I realize I open every one of these updates with a list of places I've been to or assignments I've run away to do since I last sat down. This time is no different. September and October brought me to D.C., New York, Kuala Lumpur, Bangkok, Chiang Mai, and zig-zagging across Myanmar's roads and regions.
D.C. was an absolute dream. I spent nearly every day sitting on the metro doing the Express crossword, walking across town to art galleries and coffee shops, and seeing some of the people I love most in this world. I didn't sleep more than five hours a night, never ate less than three times my body weight a meal, and didn't have a smile leave my face for nearly two straight weeks. I barely took any photos outside of a few professional shoots, but I filled 16 pages of my Moleskine with loopy cursive letters waxing poetic about my home, and everyone in it.
I also spent one day in New York, working the Women Photograph container at Photoville and catching up with friends and family that had come from across the world for the event.
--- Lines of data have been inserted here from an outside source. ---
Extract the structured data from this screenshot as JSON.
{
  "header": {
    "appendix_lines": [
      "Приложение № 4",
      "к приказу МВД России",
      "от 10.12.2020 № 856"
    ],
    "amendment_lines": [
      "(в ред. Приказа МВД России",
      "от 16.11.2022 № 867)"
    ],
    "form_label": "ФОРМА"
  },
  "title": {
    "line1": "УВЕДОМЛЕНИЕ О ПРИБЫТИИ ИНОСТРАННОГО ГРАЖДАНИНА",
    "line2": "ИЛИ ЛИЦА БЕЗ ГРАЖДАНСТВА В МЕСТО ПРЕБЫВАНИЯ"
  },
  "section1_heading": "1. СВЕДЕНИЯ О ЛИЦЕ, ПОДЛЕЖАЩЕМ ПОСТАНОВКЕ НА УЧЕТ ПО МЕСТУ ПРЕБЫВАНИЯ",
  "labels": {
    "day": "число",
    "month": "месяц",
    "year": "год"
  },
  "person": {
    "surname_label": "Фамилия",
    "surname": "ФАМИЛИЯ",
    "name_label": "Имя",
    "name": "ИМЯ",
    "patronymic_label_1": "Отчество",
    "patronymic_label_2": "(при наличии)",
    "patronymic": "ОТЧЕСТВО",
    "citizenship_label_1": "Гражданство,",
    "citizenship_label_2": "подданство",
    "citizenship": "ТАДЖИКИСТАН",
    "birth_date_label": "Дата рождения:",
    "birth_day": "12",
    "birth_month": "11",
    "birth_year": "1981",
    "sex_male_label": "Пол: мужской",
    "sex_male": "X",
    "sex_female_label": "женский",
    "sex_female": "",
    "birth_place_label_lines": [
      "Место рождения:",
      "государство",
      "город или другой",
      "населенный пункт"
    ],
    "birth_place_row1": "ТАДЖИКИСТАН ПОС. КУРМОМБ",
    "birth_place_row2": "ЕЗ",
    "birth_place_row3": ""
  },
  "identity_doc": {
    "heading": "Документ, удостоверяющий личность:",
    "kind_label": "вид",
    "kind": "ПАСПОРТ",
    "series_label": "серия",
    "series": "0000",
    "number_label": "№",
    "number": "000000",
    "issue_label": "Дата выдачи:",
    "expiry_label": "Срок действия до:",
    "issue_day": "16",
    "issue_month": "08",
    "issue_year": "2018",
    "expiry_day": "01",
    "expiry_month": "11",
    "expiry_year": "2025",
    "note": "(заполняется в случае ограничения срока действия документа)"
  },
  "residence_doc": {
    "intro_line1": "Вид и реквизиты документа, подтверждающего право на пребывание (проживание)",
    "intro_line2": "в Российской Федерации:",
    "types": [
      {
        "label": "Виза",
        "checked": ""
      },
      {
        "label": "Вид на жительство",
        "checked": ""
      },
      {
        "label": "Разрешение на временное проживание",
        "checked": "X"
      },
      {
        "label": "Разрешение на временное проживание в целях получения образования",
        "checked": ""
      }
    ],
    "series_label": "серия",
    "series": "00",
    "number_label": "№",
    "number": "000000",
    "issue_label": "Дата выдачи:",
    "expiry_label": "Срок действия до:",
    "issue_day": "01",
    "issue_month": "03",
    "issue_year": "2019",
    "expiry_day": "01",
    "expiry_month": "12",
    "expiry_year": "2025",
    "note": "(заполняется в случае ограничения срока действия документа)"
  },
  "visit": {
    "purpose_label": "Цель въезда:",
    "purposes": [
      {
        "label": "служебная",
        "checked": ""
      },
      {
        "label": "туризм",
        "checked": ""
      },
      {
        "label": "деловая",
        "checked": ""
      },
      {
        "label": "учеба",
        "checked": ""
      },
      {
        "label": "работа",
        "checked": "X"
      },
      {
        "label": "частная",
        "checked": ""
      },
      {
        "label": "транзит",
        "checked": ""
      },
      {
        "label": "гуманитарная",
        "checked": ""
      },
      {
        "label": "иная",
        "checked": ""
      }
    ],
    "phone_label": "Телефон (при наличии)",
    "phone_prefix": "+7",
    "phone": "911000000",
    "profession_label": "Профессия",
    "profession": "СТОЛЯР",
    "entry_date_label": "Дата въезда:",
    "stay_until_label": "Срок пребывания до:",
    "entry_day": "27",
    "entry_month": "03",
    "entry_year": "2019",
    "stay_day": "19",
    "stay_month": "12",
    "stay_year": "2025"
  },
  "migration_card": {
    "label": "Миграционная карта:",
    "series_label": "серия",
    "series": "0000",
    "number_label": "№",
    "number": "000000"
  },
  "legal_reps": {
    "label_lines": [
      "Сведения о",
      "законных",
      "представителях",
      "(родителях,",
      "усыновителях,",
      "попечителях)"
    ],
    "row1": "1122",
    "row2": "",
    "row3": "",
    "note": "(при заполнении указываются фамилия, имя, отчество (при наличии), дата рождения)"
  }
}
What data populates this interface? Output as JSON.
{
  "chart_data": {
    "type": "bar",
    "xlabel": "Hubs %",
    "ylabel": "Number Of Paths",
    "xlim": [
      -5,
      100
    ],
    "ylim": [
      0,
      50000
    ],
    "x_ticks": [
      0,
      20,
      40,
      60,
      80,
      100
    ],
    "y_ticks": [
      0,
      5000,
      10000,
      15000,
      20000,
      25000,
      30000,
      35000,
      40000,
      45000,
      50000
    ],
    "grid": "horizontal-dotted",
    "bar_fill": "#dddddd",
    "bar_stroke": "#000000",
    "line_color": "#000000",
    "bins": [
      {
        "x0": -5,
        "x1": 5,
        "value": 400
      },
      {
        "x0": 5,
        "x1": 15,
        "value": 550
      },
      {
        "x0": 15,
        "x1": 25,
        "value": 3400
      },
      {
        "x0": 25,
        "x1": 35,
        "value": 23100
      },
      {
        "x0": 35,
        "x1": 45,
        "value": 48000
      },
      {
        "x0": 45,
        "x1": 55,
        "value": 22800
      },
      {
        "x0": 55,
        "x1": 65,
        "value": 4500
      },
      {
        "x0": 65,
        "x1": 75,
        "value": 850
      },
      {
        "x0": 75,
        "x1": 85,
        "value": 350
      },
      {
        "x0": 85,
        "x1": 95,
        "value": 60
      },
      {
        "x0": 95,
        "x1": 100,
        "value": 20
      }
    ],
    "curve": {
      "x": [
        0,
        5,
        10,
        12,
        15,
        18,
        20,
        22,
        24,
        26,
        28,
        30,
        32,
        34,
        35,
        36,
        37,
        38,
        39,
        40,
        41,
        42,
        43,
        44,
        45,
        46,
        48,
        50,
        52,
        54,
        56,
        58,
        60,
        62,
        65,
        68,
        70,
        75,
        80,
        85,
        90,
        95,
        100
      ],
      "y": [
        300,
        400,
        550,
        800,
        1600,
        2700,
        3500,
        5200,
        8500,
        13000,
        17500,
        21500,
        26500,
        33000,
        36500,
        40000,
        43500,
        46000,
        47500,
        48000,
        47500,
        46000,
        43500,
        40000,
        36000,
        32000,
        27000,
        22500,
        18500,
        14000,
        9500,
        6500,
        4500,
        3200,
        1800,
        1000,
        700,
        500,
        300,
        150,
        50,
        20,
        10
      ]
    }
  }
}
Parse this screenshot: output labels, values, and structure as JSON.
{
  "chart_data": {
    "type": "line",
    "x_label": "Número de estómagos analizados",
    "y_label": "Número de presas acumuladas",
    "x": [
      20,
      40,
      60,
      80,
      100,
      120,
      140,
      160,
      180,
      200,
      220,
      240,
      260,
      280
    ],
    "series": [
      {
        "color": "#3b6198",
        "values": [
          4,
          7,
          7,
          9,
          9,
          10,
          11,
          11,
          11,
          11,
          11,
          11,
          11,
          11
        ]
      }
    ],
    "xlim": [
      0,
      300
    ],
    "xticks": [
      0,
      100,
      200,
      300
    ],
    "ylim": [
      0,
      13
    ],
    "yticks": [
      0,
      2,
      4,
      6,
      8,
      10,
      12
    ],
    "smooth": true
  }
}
My Dad even came by, reminding me where my stubborn tendencies come from.
But soon I was on a plane again, this time touching back down in Yangon, where I was greeted by the Yay Kyaw festival for Thadingyut. Sassy boys, blushing girls, and blaring EDM beats filling my street. The first morning I woke up in my own bed it took me a few minutes to realize where I was, but it took me no time at all to realize I was right where I was meant to be.
Sean Gleeson wrote a great piece for Southeast Asia Globe that you can read here. I tagged along during his interview with Ah Moon, who served a perfect combination of attitude, intelligence, and sass during our quick shoot.
Frontier Myanmar launched the Doh Athan (meaning "Our Voice" in Burmese) podcast series this month. The weekly episodes will focus on human rights in Myanmar, and will be broadcast in Burmese language. The podcast is the first of its kind in Myanmar and is being produced by two local women. You can follow along here.
The fine folks at National Public Radio picked up one of my stories this month, focusing on the trials and tribulations of the blind community across the globe. I spent three days talking to blind activists in Sri Lanka, the Philippines, Canada, Sierra Leone, and right here in Myanmar. You can read a full version of the story here.
I came home from a work trip to find that Frontier had decided to put my story about Face of Indawgyi on the cover of this week's magazine. A digital version of the story should be out in the next few weeks, but then again you can always subscribe to get instant access.
I spent most of the day yesterday trudging through abandoned train stations in the Irrawaddy Region. Sometimes I was thigh-deep in mud in the middle of a water buffalo field- other times I was sitting next to a stream eating fried field mice. Every time I was amazed at the lingering effects of military rule... and how people have adapted to said effects.
I'm back off to Thailand next week, continuing to work on a story that sent me to the country last week. There might be better wifi, sweeter coffee, and air-conditioned public transportation in Thailand... but nothing beats coming back home to Yangon.